What’s in a name? SPC becomes AUB
by Barbara Rosica
This year marks the centennial of an event many years in the making. On November 18, 1920, the New York State Board of Regents certified changing the corporate name of the Syrian Protestant College (SPC) to the American University of Beirut. As far back as 1901, SPC’s Board of Managers had voted to change the college’s corporate name to Syrian Protestant University, but the trustees voiced concern that resources were inadequate for a university program. They decided that the 50th anniversary of the college in 1916 would be the right moment to announce the name change, since it allowed time to accumulate the funds needed for an upgrade to university status.
As fate would have it, the Great War intervened, and the issue was put on hold until 1919. By that time, the original name suggestion of Syrian Protestant University was rejected on two counts: 1) the institution was no longer Syrian, with students now coming from all over the Near East, and 2) it was deemed inadvisable to use the term “Protestant,” as students and faculty represented nearly every religion in the Near East.
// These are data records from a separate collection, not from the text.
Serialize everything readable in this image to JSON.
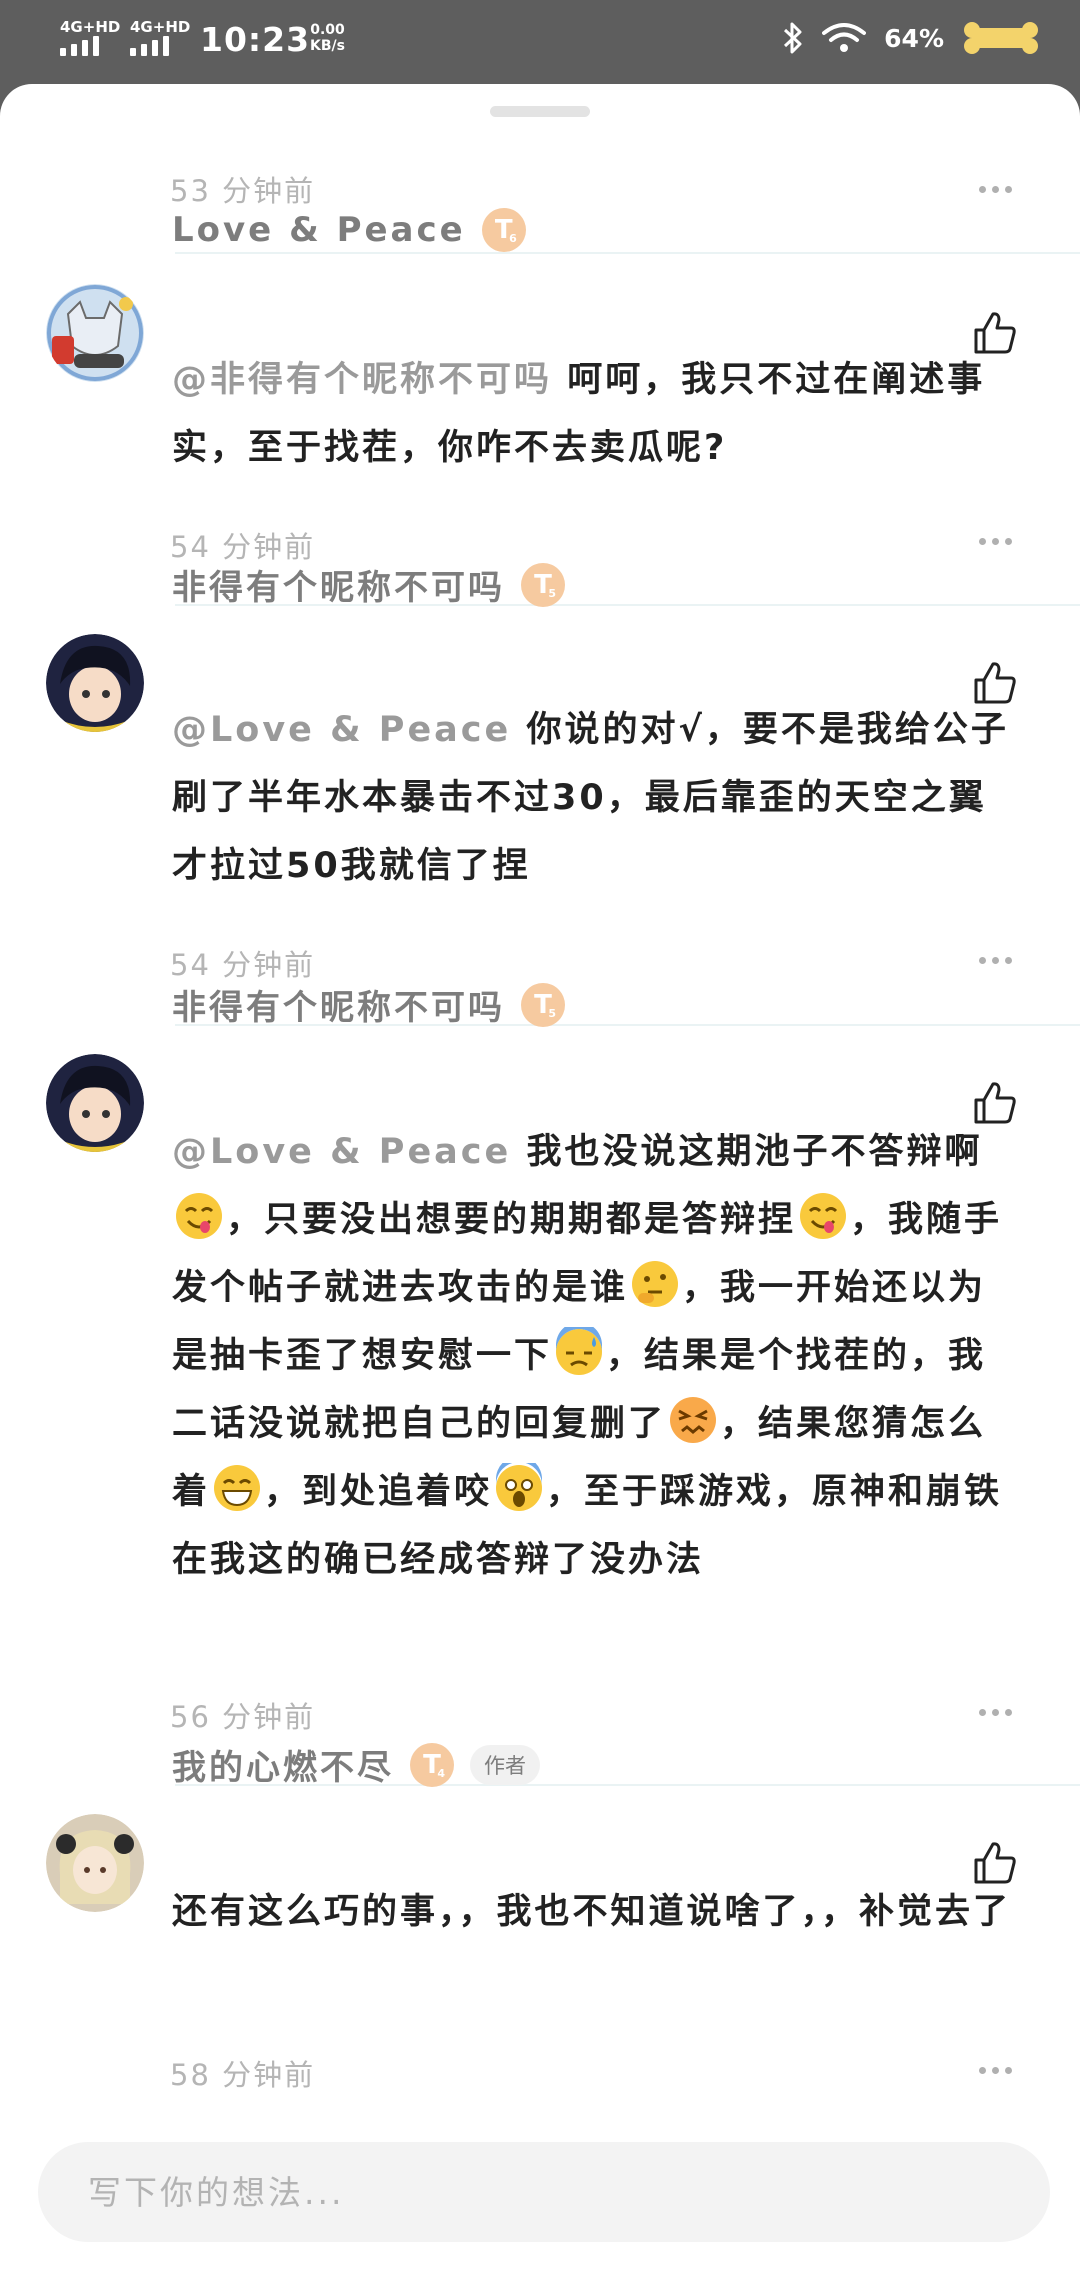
{
  "status_bar": {
    "network1": "4G+HD",
    "network2": "4G+HD",
    "time": "10:23",
    "speed_value": "0.00",
    "speed_unit": "KB/s",
    "battery": "64%"
  },
  "comments": [
    {
      "id": "c0",
      "time": "53 分钟前"
    },
    {
      "id": "c1",
      "name": "Love & Peace",
      "level": "T",
      "level_num": "6",
      "mention": "@非得有个昵称不可吗",
      "text": "呵呵，我只不过在阐述事实，至于找茬，你咋不去卖瓜呢?",
      "time": "54 分钟前"
    },
    {
      "id": "c2",
      "name": "非得有个昵称不可吗",
      "level": "T",
      "level_num": "5",
      "mention": "@Love & Peace",
      "text": "你说的对√，要不是我给公子刷了半年水本暴击不过30，最后靠歪的天空之翼才拉过50我就信了捏",
      "time": "54 分钟前"
    },
    {
      "id": "c3",
      "name": "非得有个昵称不可吗",
      "level": "T",
      "level_num": "5",
      "mention": "@Love & Peace",
      "segments": [
        "我也没说这期池子不答辩啊",
        "，只要没出想要的期期都是答辩捏",
        "，我随手发个帖子就进去攻击的是谁",
        "，我一开始还以为是抽卡歪了想安慰一下",
        "，结果是个找茬的，我二话没说就把自己的回复删了",
        "，结果您猜怎么着",
        "，到处追着咬",
        "，至于踩游戏，原神和崩铁在我这的确已经成答辩了没办法"
      ],
      "time": "56 分钟前"
    },
    {
      "id": "c4",
      "name": "我的心燃不尽",
      "level": "T",
      "level_num": "4",
      "author_tag": "作者",
      "text": "还有这么巧的事，，我也不知道说啥了，，补觉去了",
      "time": "58 分钟前"
    }
  ],
  "input": {
    "placeholder": "写下你的想法..."
  },
  "colors": {
    "accent_level": "#f6caa0",
    "meta_text": "#b5b5b5",
    "body_text": "#222222"
  }
}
The SPC faculty suggested the name used in common parlance when referring to the institution, the “American University,” and they tagged on
“of Beirut” to formalize the name. Originally, the New York State Board of Regents, under whose auspices the SPC was chartered, objected to the use of the term “American,” claiming that the SPC was located in a region where diplomatic relations might be “delicate.” The Regents also thought that the name “University of Beirut” could cause misunderstanding with the French or local education organizations in the city. The matter was finally resolved by the SPC faculty, who reaffirmed their original name choice.1
AUB President Howard S. Bliss (1903–1920) had expected to resolve the name issue in 1920, but for nearly a decade he had been immersed in a Sisyphean effort to fend off famine, war, and the chaos surrounding the decline of the Ottoman Empire. At the Paris Peace Conference, Bliss fought valiantly for Syria and Lebanon’s right of self-determination as set forth in US President Woodrow Wilson’s Fourteen Points peace plan. In a speech before the Council of Ten, Bliss made an eloquent plea for a respectful transition to independence for the peoples of the Arab region. He cautioned world leaders that “unless the Mandatory Power working under the League of Nations approaches its great task in the spirt of lofty service, her splendid opportunity to lead an aspiring people to independence will be forever lost.”2 But lost it was.
Bliss was never able to return to his only real home, Beirut. Following the Paris conference, he suffered from the debilitating effects of tuberculosis and traveled to America to convalesce at the Saranac Sanatorium in Upstate New York, where he died on May 2, 1920.
Acting President Edward F. Nickoley (1920–23) quickly picked up the mantle. He wrote in the Fifty-Fifth Annual Report to the Board of Trustees of American University of Beirut: 1920–1921, “The new name constitutes a twofold challenge; first to a broadened field of work, to the branching out onto new departments; second, and far more important, the new name imposes the obligation of producing a higher grade and better quality of work.”3 That same year, AUB granted professors institutional equality and awarded voting rights within the general faculty regardless of national origin, thus ending one facet of discrimination against Syrian professors.
Nickoley hoped that by expanding the institution’s scope from college to university, “the American University of Beirut may become a university in fact and in deed as well as in name.” Indeed it has.
1. Stephen B. L. Penrose Jr., That They May Have Life, The Story of the American University of Beirut 1866–1941 (Princeton: Princeton University Press, 1941), 172.
2. “Syria: Statement by Dr. Howard S. Bliss to the Versailles Peace Conference, 1919,” MainGate magazine 5, no. 3 (Spring 2007): 40
3. Betty S. Anderson, The American University of Beirut: Arab Nationalism and Liberal Education (Austin: University of Texas Press, 2011), 53.